Dès qu’elle nous aperçoit, son visage prend un air riant et ouvert ; elle nous rend tous nos souhaits de joie et de bonheur. À l’instant elle fait préparer un mélange d’orge grillé, de miel, de vin et de lait caillé ; mais la douceur de ce breuvage déguisait les sucs perfides qu’elle y avait furtivement répandus. Elle-même nous présente les coupes de ses mains divines ; dévorés d’une soif ardente, nous les vidons d’un seul trait ; mais à peine avons-nous bu, à peine la cruelle déesse nous a-t-elle touché les cheveux de sa baguette (je ne puis le raconter sans honte), mon corps se hérisse de soies ; je veux parler, et je ne fais entendre qu’un rauque murmure ; mon front se baisse vers la terre, ma bouche s’allonge et se recourbe sous une peau épaisse, mon corps se gonfle et se charge de chairs ; les mains qui venaient de saisir la coupe me servent pour marcher.

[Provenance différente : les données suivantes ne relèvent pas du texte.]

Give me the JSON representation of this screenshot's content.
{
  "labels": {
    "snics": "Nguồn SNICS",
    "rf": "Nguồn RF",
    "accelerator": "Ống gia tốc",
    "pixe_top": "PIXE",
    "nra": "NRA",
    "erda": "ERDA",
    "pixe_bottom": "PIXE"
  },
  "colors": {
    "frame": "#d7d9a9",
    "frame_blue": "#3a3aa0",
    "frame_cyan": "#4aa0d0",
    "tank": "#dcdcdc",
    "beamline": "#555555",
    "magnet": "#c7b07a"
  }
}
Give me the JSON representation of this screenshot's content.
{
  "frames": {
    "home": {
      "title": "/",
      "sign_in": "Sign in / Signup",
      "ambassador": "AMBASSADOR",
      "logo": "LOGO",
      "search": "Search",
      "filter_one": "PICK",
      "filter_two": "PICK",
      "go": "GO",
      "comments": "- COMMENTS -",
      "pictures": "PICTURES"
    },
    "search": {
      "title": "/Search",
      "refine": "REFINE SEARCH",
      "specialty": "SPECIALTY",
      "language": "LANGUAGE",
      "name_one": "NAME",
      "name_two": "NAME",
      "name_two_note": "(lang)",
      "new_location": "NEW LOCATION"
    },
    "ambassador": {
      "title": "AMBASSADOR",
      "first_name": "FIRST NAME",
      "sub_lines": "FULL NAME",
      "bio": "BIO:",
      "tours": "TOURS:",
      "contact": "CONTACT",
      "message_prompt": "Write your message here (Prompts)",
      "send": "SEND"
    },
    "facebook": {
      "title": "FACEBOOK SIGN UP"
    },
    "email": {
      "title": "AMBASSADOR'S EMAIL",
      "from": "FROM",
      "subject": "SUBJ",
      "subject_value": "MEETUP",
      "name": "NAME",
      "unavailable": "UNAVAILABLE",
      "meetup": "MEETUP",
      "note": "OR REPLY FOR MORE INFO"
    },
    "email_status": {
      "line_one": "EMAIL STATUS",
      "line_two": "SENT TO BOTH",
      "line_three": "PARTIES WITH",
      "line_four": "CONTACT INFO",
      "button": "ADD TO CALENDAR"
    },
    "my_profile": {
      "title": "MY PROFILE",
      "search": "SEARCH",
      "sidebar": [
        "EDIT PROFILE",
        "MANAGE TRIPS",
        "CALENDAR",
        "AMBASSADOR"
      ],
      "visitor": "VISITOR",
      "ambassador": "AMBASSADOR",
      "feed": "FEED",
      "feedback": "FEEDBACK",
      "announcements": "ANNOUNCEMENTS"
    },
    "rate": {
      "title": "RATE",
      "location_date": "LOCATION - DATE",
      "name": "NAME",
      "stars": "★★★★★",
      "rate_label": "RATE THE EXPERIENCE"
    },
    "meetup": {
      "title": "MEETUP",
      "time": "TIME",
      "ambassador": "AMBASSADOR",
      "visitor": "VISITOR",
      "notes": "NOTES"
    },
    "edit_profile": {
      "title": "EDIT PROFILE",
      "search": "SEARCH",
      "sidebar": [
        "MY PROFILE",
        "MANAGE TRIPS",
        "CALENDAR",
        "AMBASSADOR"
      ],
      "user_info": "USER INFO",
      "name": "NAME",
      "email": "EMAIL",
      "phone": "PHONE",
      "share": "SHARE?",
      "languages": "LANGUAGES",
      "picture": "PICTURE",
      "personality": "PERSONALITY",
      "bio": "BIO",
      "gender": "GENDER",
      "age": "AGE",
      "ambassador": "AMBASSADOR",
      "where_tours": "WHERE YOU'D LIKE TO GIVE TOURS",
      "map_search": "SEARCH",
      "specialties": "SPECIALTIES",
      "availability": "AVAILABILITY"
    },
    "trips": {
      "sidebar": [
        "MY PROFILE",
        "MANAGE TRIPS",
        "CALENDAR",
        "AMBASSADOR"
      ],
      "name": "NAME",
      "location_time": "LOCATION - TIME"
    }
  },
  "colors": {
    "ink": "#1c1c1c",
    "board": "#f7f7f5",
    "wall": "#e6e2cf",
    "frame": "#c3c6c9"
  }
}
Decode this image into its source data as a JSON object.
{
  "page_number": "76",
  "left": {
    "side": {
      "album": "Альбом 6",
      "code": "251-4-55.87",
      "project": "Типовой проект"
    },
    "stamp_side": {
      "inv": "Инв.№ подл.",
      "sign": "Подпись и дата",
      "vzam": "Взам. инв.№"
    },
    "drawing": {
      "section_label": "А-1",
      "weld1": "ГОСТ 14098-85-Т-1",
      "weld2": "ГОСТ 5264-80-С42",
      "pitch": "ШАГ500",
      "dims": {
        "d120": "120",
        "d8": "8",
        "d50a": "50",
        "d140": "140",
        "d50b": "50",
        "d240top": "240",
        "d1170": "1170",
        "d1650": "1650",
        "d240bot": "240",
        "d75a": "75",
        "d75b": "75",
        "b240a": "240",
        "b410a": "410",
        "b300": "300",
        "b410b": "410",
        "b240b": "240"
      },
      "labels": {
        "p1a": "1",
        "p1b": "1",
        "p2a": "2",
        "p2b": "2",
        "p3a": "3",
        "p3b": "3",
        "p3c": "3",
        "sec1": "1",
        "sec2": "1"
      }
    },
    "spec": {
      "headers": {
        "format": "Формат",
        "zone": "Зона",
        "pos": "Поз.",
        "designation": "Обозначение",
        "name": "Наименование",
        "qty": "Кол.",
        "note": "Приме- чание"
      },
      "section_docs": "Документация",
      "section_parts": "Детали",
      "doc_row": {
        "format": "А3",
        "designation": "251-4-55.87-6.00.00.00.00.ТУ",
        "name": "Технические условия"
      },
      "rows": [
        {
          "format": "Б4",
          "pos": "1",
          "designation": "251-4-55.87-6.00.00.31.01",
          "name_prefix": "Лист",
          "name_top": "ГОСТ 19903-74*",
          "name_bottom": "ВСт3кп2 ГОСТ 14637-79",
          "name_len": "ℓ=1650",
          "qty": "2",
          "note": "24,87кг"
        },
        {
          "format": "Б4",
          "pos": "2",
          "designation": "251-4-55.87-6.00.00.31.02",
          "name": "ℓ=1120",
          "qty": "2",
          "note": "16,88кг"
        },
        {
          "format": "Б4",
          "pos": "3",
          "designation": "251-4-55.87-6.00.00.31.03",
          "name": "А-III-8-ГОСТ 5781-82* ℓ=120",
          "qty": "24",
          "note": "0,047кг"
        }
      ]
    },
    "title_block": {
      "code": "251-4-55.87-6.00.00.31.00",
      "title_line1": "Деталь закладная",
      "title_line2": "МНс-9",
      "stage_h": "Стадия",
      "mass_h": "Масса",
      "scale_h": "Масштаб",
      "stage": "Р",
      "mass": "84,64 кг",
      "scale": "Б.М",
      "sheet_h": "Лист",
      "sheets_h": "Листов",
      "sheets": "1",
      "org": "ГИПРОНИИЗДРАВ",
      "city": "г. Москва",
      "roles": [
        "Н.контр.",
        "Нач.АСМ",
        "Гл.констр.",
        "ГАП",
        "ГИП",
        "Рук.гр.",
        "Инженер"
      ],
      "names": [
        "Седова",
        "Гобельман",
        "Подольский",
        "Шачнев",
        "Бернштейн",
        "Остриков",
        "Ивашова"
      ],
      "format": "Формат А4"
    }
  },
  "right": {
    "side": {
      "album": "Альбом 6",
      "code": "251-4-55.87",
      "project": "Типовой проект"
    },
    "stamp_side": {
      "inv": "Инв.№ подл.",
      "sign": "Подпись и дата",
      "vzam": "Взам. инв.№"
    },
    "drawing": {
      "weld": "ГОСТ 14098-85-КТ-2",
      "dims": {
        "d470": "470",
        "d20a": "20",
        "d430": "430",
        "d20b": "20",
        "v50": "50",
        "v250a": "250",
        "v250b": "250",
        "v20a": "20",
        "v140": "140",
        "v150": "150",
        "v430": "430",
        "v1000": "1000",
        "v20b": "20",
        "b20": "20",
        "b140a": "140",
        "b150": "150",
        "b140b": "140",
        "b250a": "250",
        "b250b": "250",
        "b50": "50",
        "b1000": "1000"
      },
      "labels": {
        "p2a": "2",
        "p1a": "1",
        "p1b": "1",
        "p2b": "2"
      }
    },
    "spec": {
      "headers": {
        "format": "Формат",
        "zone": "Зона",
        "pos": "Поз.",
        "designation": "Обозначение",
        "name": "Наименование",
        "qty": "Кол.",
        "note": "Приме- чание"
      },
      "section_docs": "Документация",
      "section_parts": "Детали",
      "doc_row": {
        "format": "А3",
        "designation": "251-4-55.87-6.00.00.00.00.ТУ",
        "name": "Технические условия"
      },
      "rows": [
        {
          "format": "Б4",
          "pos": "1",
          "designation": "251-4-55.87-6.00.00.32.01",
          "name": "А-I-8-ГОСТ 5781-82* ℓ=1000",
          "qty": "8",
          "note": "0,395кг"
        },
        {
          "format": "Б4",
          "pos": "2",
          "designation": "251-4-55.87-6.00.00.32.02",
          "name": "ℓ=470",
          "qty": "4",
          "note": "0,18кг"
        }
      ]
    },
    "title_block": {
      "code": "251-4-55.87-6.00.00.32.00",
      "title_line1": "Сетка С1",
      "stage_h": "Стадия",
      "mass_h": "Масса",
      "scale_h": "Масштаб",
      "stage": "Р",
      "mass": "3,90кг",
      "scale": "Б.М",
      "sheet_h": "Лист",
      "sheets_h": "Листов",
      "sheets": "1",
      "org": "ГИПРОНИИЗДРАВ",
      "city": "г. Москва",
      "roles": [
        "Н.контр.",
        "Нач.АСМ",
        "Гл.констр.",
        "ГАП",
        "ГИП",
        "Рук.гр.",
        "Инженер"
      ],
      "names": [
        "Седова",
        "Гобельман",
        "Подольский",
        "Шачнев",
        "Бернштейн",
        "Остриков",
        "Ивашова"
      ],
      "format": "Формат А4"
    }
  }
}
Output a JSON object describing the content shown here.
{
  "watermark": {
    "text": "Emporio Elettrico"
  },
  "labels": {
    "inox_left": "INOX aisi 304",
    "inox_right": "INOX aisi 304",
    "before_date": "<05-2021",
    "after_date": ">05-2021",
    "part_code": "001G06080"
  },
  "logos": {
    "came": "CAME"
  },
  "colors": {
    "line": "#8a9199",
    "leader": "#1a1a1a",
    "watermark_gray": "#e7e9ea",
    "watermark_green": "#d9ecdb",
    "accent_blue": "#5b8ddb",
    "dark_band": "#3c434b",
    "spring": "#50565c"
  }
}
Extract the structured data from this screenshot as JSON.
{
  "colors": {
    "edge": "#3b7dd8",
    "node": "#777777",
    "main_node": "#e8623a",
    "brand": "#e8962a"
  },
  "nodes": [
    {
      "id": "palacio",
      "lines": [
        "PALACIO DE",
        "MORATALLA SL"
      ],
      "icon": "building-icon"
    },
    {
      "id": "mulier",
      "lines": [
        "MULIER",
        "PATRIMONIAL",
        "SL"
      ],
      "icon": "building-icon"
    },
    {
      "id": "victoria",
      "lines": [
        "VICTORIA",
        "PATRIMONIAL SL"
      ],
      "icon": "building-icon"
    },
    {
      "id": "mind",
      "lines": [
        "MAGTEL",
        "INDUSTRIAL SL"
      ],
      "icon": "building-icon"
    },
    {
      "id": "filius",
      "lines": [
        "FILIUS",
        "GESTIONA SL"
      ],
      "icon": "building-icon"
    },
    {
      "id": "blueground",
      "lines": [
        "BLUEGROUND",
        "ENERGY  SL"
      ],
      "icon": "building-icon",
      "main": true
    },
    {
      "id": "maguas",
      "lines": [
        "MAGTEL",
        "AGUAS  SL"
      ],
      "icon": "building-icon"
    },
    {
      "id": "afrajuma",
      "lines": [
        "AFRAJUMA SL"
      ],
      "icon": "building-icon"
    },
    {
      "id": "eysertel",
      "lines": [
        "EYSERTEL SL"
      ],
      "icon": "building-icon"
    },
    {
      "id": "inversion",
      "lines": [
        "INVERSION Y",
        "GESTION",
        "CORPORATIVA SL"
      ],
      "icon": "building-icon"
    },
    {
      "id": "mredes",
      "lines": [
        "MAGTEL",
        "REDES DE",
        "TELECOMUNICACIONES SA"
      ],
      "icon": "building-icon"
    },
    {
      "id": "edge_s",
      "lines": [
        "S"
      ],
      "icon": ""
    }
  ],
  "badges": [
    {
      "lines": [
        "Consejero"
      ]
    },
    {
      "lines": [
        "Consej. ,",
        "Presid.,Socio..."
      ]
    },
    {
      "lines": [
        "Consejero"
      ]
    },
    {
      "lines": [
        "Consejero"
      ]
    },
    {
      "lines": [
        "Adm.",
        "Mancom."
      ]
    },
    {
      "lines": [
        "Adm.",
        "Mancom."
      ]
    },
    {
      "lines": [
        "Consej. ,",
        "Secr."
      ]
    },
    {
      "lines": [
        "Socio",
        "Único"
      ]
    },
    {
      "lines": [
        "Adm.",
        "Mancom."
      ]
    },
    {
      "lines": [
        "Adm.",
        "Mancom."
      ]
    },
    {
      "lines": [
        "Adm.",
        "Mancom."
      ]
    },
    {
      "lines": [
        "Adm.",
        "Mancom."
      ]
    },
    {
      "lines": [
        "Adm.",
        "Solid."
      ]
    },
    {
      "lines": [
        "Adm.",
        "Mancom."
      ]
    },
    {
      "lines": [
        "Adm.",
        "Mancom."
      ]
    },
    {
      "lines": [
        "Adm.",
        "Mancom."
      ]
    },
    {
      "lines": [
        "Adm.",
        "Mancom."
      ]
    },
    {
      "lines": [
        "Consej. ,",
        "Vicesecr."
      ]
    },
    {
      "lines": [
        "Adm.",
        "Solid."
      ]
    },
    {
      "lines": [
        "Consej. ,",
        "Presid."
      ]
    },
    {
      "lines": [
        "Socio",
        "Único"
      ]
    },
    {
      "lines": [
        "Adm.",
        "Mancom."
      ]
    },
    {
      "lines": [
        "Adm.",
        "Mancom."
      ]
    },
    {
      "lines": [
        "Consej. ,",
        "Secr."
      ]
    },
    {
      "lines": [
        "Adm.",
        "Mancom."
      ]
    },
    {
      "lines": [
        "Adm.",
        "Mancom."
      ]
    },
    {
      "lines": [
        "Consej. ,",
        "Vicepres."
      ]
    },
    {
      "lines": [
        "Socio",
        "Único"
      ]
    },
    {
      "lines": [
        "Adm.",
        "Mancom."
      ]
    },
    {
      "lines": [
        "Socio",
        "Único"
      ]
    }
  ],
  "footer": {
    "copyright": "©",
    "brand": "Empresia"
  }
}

Nous subissons tous les mêmes et terribles effets du breuvage, et Circé nous renferme dans une étable. Euryloque seul ne prend pas la forme d’un porc ; seul il s’était défié de la coupe qu’on lui offrait. Heureuse défiance ! sans lui je ferais encore partie d’un immonde troupeau ; sans lui, Ulysse n’aurait pas été prévenu de notre étrange malheur, et ne serait pas venu nous délivrer. Le dieu qui porte le caducée lui donne la fleur au blanc calice et à la noire racine, que les dieux ont appelée moly. Cette fleur à la main, et muni des avertissements célestes, il entre hardiment dans la demeure de Circé. C’est en vain qu’elle l’invite à goûter la liqueur perfide, et qu’elle cherche à lui effleurer les cheveux de sa baguette ; Ulysse la repousse, la menace de son épée, et la déesse, tremblante, lui tend la main en signe de paix et d’amitié. Bientôt, admis à partager sa couche, il obtient d’elle, pour gage de leur union, notre délivrance. Circé répand sur nous les sucs d’une herbe bienfaisante, nous frappe à la tête de l’autre extrémité de sa baguette, et par des conjurations nouvelles, détruit l’effet des premières. À mesure qu’elle parle, notre corps se soulève de terre et se redresse ; les soies qui le couvraient tombent ; nos pieds quittent leur forme ignoble, nos épaules renaissent, nous retrouvons nos coudes et nos bras. Ulysse nous embrasse en pleurant ; nous pleurons avec lui ; nous le tenons longtemps serré sur nos cœurs, et nos premières paroles ne sont que l’expression de notre reconnaissance.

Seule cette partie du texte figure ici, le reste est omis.